Still, an optimal keying-solution needs to be found. In the current figuration, Physarum casts too much shadow onto the background. In order to improve my results and to film the real-deal-timelapses, it is needed to look into the following things: 1. A light setup is needed that doesn't create as harsh highlights. A big source. However, its not very economical to leave a big LEDLight-emitting diode running over night, if pictures are only taken every 10 minutes or so. Maybe an arduino-solution? 2. Physarum casts shadows. There are two possible ways to avoid this. Either the distance to the background must be increased (by e.g. filming vertically instead of top-down), or maybe physarum would grow on a blue medium. Having seen the issues other students had with food-coloring, using small amounts of pure pigment or acrylic based paint should be a better option. 3. With these test-shots, the resolution was not sufficient to see the finest veins. The original plan was to use 20x40cm plexiglas sheets, but maybe 2x4cm makes more sense. This would also diminish filming times maybe to the point where it makes sense again to just leave LEDs on the whole time.
Previous tests have shown, that a medium that had synthetic ultramarine blue pigment in it, inhibited the growth of physarum. As a workaround, the timelapse-medium had a thick layer of blue medium and on top on that approximately a millimeter of normal, clear medium. With that, a test timelapse was shot overnight (about 10 hours of time).

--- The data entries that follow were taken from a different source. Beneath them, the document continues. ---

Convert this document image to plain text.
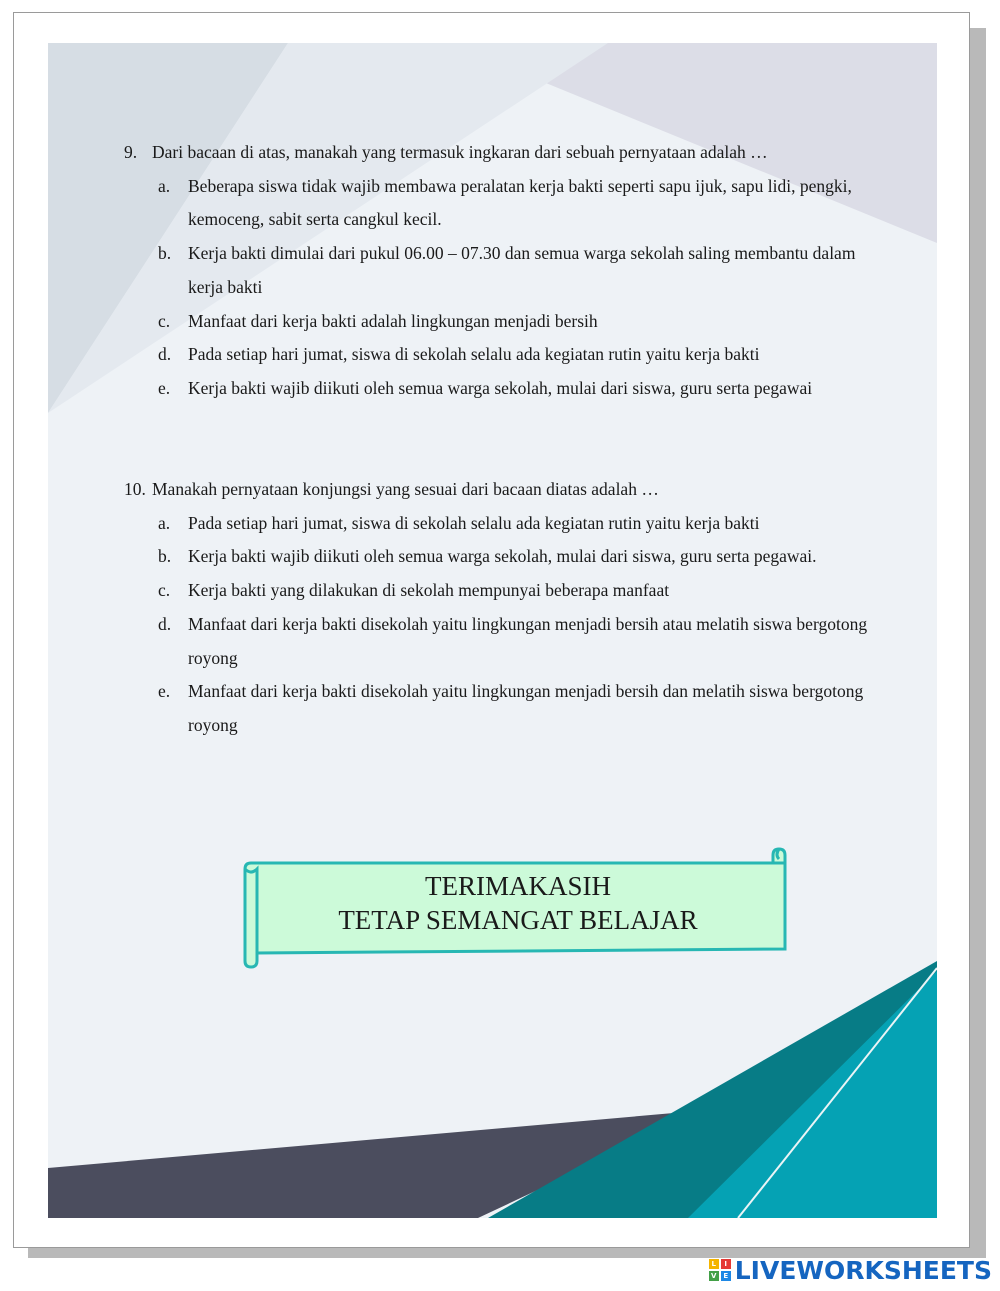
9. Dari bacaan di atas, manakah yang termasuk ingkaran dari sebuah pernyataan adalah …
a.	Beberapa siswa tidak wajib membawa peralatan kerja bakti seperti sapu ijuk, sapu lidi, pengki, kemoceng, sabit serta cangkul kecil.
b. Kerja bakti dimulai dari pukul 06.00 – 07.30 dan semua warga sekolah saling membantu dalam kerja bakti
c.	Manfaat dari kerja bakti adalah lingkungan menjadi bersih
d. Pada setiap hari jumat, siswa di sekolah selalu ada kegiatan rutin yaitu kerja bakti
e.	Kerja bakti wajib diikuti oleh semua warga sekolah, mulai dari siswa, guru serta pegawai
10. Manakah pernyataan konjungsi yang sesuai dari bacaan diatas adalah …
a.	Pada setiap hari jumat, siswa di sekolah selalu ada kegiatan rutin yaitu kerja bakti
b. Kerja bakti wajib diikuti oleh semua warga sekolah, mulai dari siswa, guru serta pegawai.
c.	Kerja bakti yang dilakukan di sekolah mempunyai beberapa manfaat
d. Manfaat dari kerja bakti disekolah yaitu lingkungan menjadi bersih atau melatih siswa bergotong royong
e.	Manfaat dari kerja bakti disekolah yaitu lingkungan menjadi bersih dan melatih siswa bergotong royong
TERIMAKASIH
TETAP SEMANGAT BELAJAR
L	I
V E LIVEWORKSHEETS
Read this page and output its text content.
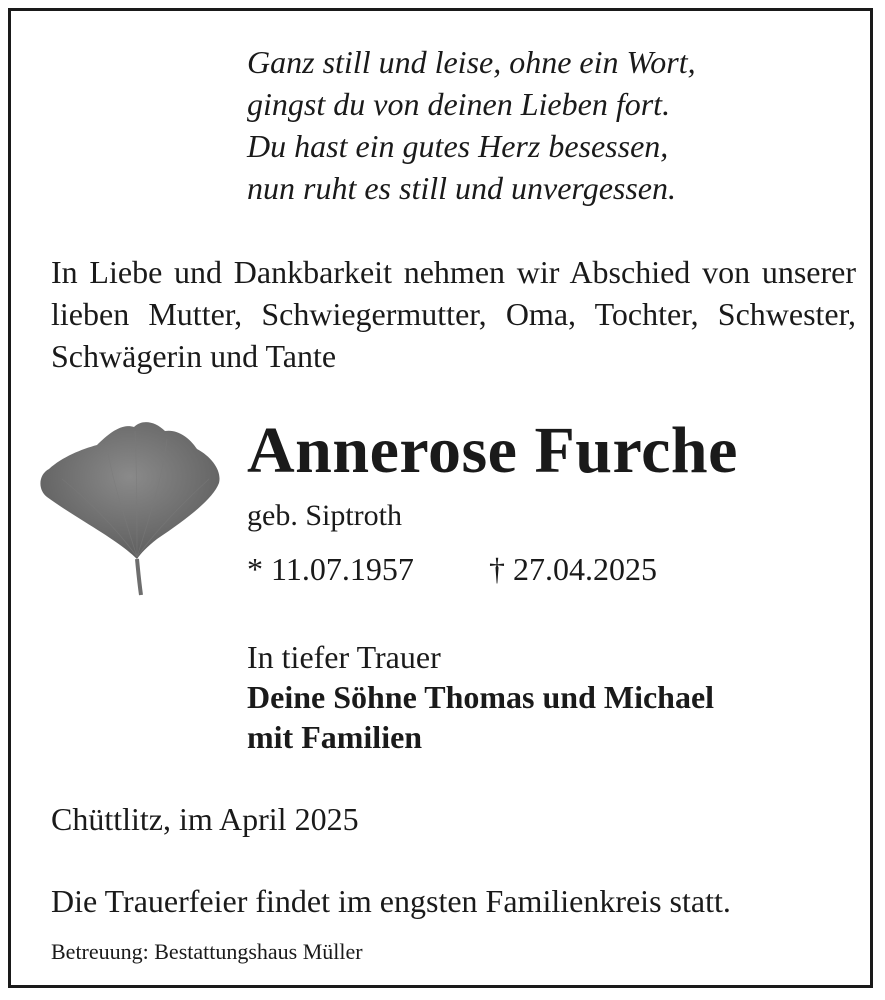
Ganz still und leise, ohne ein Wort,
gingst du von deinen Lieben fort.
Du hast ein gutes Herz besessen,
nun ruht es still und unvergessen.
In Liebe und Dankbarkeit nehmen wir Abschied von unserer lieben Mutter, Schwiegermutter, Oma, Tochter, Schwester, Schwägerin und Tante
Annerose Furche
geb. Siptroth
* 11.07.1957 † 27.04.2025
In tiefer Trauer
Deine Söhne Thomas und Michael
mit Familien
Chüttlitz, im April 2025
Die Trauerfeier findet im engsten Familienkreis statt.
Betreuung: Bestattungshaus Müller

The camera used, was a blackmagic pocket cinema camera 4k, which had the unique advantage of the option to be cable-powered without any accessories. The timelapse was shot in BRAW 12:1 and 3840 by 2160 px and the resulting video was 3 minutes and 16 seconds long. Because oat flakes in the shot would give away the true scale of the image, a bedding of E. coli bacteria was grown and prepared on the plate. The shot was lit by a continuously running LEDLight-emitting diode-Panel with a power of 15w. Sadly, the specimen of physarum was not very strong and grew only very little during the interval.